The investment of $1.2 million will help address a number of complex issues, including reducing barriers and discrimination faced by people with disability, through an increase in advocacy services.
An effective systemic disability advocacy approach for the State was developed following consultation with disability stakeholders, noting the multifaceted and complex issues faced by people with disability.
These issues include transition to the NDIS, housing, health, mental health, employment, cost of living, accessibility and issues specific to Aboriginal and Torres Strait Islander communities and cultural and linguistic diversity.
WA Minister of Disability Services Stephen Dawson hopes the funding will positively impact the lives of people with disability living in Western Australia.
“In funding this initiative, the McGowan Government is seeking to bring about positive change in the sector and ensure the rights of people with disability are attained and upheld, particularly during transition to the NDIS.”
Mr Dawson describes the NDIS at “the most significant reform of our time” and says every effort needs to be made to ensure it works for Western Australians.
“There are, however, a range of factors aside from the NDIS impacting the lives of people with disability and their families and well-resourced systemic advocacy can contribute to early identification of these issues and good public policy.”

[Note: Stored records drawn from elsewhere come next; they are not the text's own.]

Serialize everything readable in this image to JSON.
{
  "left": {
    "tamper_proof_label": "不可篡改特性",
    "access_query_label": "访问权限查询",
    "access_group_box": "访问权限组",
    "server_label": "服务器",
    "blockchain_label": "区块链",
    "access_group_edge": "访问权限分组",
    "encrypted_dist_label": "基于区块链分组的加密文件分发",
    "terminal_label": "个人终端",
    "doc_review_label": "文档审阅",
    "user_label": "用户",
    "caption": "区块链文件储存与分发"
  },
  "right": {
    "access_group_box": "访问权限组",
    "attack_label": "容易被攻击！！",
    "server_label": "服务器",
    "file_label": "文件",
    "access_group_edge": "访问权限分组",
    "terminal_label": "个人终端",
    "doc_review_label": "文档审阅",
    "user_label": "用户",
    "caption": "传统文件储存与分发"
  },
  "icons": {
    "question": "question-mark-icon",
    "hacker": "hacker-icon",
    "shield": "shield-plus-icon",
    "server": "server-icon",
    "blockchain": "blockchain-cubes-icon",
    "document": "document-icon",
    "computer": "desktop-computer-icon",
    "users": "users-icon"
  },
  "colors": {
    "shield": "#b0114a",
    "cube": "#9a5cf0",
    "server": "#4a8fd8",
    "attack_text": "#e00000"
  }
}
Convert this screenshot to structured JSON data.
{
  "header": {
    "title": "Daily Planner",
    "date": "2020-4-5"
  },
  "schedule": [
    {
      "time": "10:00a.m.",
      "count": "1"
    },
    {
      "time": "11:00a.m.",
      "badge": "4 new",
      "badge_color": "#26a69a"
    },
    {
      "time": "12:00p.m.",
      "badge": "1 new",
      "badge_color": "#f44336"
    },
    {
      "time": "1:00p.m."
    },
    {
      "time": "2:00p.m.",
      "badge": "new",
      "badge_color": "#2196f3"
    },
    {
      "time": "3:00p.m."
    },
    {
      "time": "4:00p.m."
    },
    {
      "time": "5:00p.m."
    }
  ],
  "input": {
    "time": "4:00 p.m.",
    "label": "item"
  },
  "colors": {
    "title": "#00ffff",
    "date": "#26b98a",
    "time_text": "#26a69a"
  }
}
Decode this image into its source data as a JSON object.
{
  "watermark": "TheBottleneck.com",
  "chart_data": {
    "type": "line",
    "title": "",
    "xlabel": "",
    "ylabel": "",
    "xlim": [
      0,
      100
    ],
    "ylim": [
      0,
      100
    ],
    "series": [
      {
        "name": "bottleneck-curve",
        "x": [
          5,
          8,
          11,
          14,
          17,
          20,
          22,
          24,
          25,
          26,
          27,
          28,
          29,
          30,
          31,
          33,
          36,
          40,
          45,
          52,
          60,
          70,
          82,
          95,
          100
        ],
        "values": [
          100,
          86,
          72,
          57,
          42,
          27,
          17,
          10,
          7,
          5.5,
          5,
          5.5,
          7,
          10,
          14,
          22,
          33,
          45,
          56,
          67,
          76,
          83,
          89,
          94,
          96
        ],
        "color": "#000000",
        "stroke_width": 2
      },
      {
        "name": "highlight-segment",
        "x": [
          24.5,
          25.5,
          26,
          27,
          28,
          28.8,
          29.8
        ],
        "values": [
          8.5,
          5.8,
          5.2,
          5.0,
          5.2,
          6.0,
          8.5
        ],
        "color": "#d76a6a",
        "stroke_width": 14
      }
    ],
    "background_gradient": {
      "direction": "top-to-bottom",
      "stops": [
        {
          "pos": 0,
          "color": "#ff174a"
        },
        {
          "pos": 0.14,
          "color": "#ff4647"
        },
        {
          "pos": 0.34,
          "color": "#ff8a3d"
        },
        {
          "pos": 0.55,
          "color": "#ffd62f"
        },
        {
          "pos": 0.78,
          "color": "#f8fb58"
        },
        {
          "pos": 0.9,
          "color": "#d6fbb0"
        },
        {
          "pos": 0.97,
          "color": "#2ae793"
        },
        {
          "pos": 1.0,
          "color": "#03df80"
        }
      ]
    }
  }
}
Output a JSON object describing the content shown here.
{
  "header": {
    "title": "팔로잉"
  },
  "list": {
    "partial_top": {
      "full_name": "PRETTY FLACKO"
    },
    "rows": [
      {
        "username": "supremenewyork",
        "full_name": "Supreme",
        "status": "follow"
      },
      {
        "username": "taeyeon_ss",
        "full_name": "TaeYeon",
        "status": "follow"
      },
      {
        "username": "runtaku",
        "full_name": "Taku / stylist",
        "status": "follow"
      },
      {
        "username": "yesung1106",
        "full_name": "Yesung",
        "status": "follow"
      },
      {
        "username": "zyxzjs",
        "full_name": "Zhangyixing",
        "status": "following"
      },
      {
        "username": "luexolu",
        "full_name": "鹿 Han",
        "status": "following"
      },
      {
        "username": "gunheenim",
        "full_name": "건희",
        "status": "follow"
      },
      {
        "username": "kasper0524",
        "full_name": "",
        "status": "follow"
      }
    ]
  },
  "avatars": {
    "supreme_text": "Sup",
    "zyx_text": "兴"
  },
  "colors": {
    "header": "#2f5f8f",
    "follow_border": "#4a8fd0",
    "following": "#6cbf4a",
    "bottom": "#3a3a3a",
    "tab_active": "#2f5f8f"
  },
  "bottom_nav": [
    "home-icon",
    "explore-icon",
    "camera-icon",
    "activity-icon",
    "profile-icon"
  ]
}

The investment also comes one month after the Andrews Labor Government announced $6 million will be directed to advocacy, to help an extra 300 Victorians with disability and their families access timely, targeted advocacy support.
Victorian Minister for Housing, Disability and Ageing Martin Foley recognises the important role advocacy plays in ensuring the voices of people with disability are heard.
“Advocacy is critical to upholding the rights of people with disability and their families.”
Mr Foley is expecting the funding will help disability advocacy organisations support people entering the NDIS and provide a voice to people who may not otherwise be heard.
Funding will be made available to WA systemic disability advocacy organisations following a registration of interest.